虽说同性不通婚,可高家族人在当地不多,也并非没有先例。
高盼盼不乐意。
高父让妻儿帮忙,直接将她送上了马车。
这位高瘸子一家子在村里很有名。
除了他们是村里的富户,还因为这一家子特别抠搜,别看拥有几十亩地,大多数的时候都是夫妻俩自己去地里干活,瘸子在家里做饭送饭,只有春耕秋收真的忙不过来时,才会舍得花钱请几个人。
瘸子家愿意出聘礼,之所以村里的姑娘不愿意嫁,除了高家之前被人骗过之外,还因为给他们家做媳妇就要当牛做马。
真嫁给了瘸子,瘸子又不能下地干活,瘸子爹娘年纪越来越大,最后地里那些活计只能落到他媳妇身上。

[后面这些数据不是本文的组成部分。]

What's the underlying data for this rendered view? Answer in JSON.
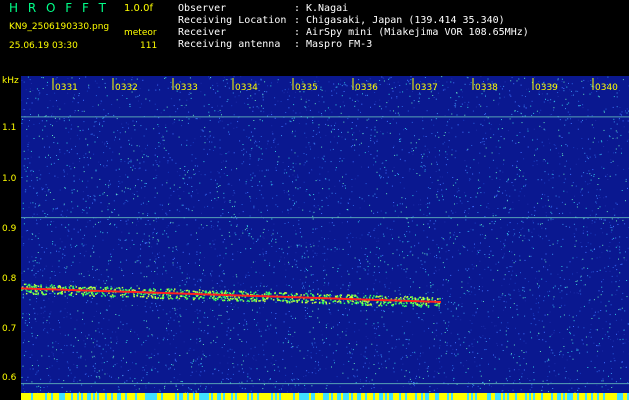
{
  "header": {
    "app_title": "H R O F F T",
    "version": "1.0.0f",
    "file_name": "KN9_2506190330.png",
    "object": "meteor",
    "timestamp": "25.06.19 03:30",
    "count": "111"
  },
  "info": {
    "rows": [
      {
        "key": "Observer",
        "value": "K.Nagai"
      },
      {
        "key": "Receiving Location",
        "value": "Chigasaki, Japan (139.414 35.340)"
      },
      {
        "key": "Receiver",
        "value": "AirSpy mini (Miakejima VOR 108.65MHz)"
      },
      {
        "key": "Receiving antenna",
        "value": "Maspro FM-3"
      }
    ],
    "separator": ":"
  },
  "axis": {
    "y_unit": "kHz",
    "y_ticks": [
      "1.1",
      "1.0",
      "0.9",
      "0.8",
      "0.7",
      "0.6"
    ],
    "y_tick_values": [
      1.1,
      1.0,
      0.9,
      0.8,
      0.7,
      0.6
    ],
    "x_ticks": [
      "0331",
      "0332",
      "0333",
      "0334",
      "0335",
      "0336",
      "0337",
      "0338",
      "0339",
      "0340"
    ]
  },
  "colors": {
    "background": "#000000",
    "noise_base": "#0a1890",
    "label_yellow": "#ffff00",
    "title_green": "#00ff88",
    "trail_red": "#ff2020",
    "trail_green": "#30ff60",
    "carrier_line": "#70d0c0"
  },
  "chart_data": {
    "type": "heatmap",
    "ylabel": "kHz",
    "ylim": [
      0.585,
      1.18
    ],
    "x_ticks": [
      "0331",
      "0332",
      "0333",
      "0334",
      "0335",
      "0336",
      "0337",
      "0338",
      "0339",
      "0340"
    ],
    "features": [
      {
        "kind": "meteor-trail",
        "start_minute": "0330",
        "end_minute": "0337",
        "start_khz": 0.79,
        "end_khz": 0.765
      },
      {
        "kind": "carrier-line",
        "khz": 1.105
      },
      {
        "kind": "carrier-line",
        "khz": 0.92
      },
      {
        "kind": "carrier-line",
        "khz": 0.615
      }
    ]
  }
}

高盼盼在入了瘸子家的门以后,很快就看明白了这件事,她当即找到了双亲。
“爹!不行不行!”
那瘸子因为常年瘸腿,站都站不直,只有个几岁的孩子那么高,又因为常年用手撑着走路,身子都是歪的,那都不是丑,而是特别丑。
高盼盼急哭了:“您是想让女儿累死在地里吗?”
高父是矮个子里拔高个,在三户人家中给女儿选了一个他认为最好的婆家,此时听到女儿的质问,冷笑道:“之前你嫁入陈家不好好过日子,就是因为你太闲了,全家把你伺候得太好。老实待着,敢偷懒,我打死你!”
高盼盼:“……”
当日夜里,高盼盼又逃了。
她手头的银子不多,好在新夫君很有诚意,给了她三两银子,就当是娶她的聘礼……高家夫妻没有收聘礼,唯一的要求就是希望未来女婿善待女儿。
高家不要,瘸子却想给。
高盼盼拿着那三两银子逃了。
原本就不好娶媳妇的高瘸子又被新婚妻子丢下,名声更差了。泥人还有三分土性,村里的高家一怒之下跑到城里找高盼盼的爹娘要赔偿。
高父听说女儿拿着高瘸子给的聘礼逃了,差点没气晕过去,夫妻俩也生怕高瘸子把这件事情宣扬开去,愿意补上高家给的聘礼,再给二两的赔偿。
等于高盼盼回家一趟,将高家夫妻推上风口浪尖不说,还给他们带来了五两银子的债务。
*
高盼盼离开后不久,就到了陈大满的婚期。
楚云梨送出去了许多帖子,陈家在城内崛起的速度很快,接到帖子的人都愿意给个面子,婚事办得特别热闹。
陈大满再次娶妻,一脸的意气风发。
陈小满帮着招待宾客,完了以后躲在角落的席面上大吃特吃。
朱红儿如今还学着配药,新婚三日后,就已经出门去了陈大满的铺子帮忙。
楚云梨愿意给他几分庇护,也真心希望她和陈大满能好好过日子,于是,在点心铺子的后面做了一间药房,还给朱红儿拜了个师父学医。